Separar a linguagem do contexto sócio-histórico é incorrer em erro epistemológico, ou
cometer desonestidade, para aqueles que já são conscientes das relações existentes entre um
campo e outro. A concepção linguística de Bakhtin trazida por Sonia Kramer leva em conta as
bases da psicologia Vygotskyana sobre a construção do pensamento, além de lembrar as
concepções freudolacanianas de construção do aparelho psíquico. Em resumo, é compreender
não se é ser humano pensante, nem, tampouco, se constrói relações sem se estar inserido na
linguagem. Portanto, reduzir o estudo da língua a regras gramaticais e estruturas ortodoxas da
linguística é empobrecer o potencial do estudo da língua. Este potencial envolve compreender
a relevância social e histórica da língua, o que é urgente, posto que tudo o que se está tido
como posto na sociedade tem como alicerce a linguagem, desde formas culturais específicas
de comunicação, até estruturas perversas como o racismo e patriarcado.

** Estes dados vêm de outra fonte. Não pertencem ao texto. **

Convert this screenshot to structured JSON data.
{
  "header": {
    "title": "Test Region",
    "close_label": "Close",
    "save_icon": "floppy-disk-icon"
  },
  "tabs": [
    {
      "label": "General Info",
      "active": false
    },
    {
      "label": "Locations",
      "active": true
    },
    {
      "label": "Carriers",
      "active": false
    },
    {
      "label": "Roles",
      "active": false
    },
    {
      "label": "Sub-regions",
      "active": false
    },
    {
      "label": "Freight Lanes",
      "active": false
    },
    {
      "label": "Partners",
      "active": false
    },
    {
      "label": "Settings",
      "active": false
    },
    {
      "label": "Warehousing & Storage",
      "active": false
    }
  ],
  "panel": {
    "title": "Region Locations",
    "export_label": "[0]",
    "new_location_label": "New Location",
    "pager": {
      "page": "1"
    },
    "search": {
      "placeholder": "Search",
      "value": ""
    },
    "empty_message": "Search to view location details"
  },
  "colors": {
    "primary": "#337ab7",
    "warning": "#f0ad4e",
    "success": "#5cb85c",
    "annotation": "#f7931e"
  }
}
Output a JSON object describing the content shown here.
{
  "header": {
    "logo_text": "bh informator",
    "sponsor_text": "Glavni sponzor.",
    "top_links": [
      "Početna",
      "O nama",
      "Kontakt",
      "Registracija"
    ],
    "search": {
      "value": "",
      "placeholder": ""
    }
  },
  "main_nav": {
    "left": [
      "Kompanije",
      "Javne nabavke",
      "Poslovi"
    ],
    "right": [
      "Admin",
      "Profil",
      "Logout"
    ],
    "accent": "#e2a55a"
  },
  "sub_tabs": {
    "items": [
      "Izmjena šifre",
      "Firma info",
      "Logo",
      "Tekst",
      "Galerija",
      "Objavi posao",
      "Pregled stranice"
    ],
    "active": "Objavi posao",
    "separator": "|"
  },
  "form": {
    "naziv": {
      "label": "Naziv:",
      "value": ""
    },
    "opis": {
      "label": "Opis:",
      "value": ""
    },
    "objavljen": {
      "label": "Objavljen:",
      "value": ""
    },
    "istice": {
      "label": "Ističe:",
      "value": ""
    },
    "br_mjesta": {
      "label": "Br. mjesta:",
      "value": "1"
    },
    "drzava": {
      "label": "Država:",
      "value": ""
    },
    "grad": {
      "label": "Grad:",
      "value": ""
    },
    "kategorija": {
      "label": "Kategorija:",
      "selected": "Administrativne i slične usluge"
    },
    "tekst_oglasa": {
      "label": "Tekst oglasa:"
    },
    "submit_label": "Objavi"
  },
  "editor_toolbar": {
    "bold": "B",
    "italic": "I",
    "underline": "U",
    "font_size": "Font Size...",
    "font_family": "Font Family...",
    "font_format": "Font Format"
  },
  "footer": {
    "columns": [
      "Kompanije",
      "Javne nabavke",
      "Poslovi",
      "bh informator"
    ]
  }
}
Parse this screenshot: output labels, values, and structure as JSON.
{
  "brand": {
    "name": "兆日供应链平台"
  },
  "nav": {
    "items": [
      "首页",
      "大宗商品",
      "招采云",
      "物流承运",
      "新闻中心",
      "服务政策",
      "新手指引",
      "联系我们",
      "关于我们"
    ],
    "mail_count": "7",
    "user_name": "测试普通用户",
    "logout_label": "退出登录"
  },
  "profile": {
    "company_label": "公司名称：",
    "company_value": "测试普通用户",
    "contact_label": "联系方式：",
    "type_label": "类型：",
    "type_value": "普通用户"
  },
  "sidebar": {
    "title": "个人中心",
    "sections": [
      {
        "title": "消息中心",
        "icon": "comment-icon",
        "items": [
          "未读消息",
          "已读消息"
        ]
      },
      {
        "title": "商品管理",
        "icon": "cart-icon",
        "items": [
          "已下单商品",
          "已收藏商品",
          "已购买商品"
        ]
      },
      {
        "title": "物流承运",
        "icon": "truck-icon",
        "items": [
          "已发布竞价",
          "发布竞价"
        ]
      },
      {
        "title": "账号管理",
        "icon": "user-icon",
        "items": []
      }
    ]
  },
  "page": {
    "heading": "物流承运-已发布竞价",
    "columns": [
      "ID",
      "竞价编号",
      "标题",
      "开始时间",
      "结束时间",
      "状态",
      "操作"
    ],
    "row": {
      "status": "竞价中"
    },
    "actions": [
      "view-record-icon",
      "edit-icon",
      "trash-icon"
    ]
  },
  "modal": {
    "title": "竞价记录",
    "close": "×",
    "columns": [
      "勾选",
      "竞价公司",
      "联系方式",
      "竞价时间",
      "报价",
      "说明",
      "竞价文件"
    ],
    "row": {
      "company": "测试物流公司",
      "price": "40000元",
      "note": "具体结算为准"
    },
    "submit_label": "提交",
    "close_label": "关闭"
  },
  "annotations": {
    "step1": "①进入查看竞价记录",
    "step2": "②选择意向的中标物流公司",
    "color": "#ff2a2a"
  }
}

Linguagem é relação, é coletividade. Ao mesmo tempo que pode ser usada para
fortalecer desigualdades, distâncias e exclusões, também pode passar pelas brechas das
estruturas e produzir resistência. Kramer, ao falar da teoria de Bakhtin sobre a necessária
relação linguística com a esfera artística, levando em conta que a realidade arte mas a arte
também produz realidade, nos leva até a produção de conhecimento, cultura e resistência
popular através da arte. Nos denota Suassuna e Luiz Antônio Simas ao dar abertura de uma
outra concepção da língua possível: aquela que passa através das imposições, que vem da
realidade popular, periférica. Esta arte-linguagem produz conhecimento vivo e relacional,
materializando o que Bakhtin e Vygotsky falam sobre o exercício verbal e do aprendizado da
linguagem serem coletivo, sobre não existir fala individual; o eu só existe a partir do nós.
Portanto, os capítulos aqui resenhados possuem relevância didática, mas também
simbólica e política para a prática do ensino-aprendizagem das linguagens em sala de aula e
em outros espaços, trazendo debates importantes que merecem o olhar sério e comprometido
na construção de uma educação crítica e implicada.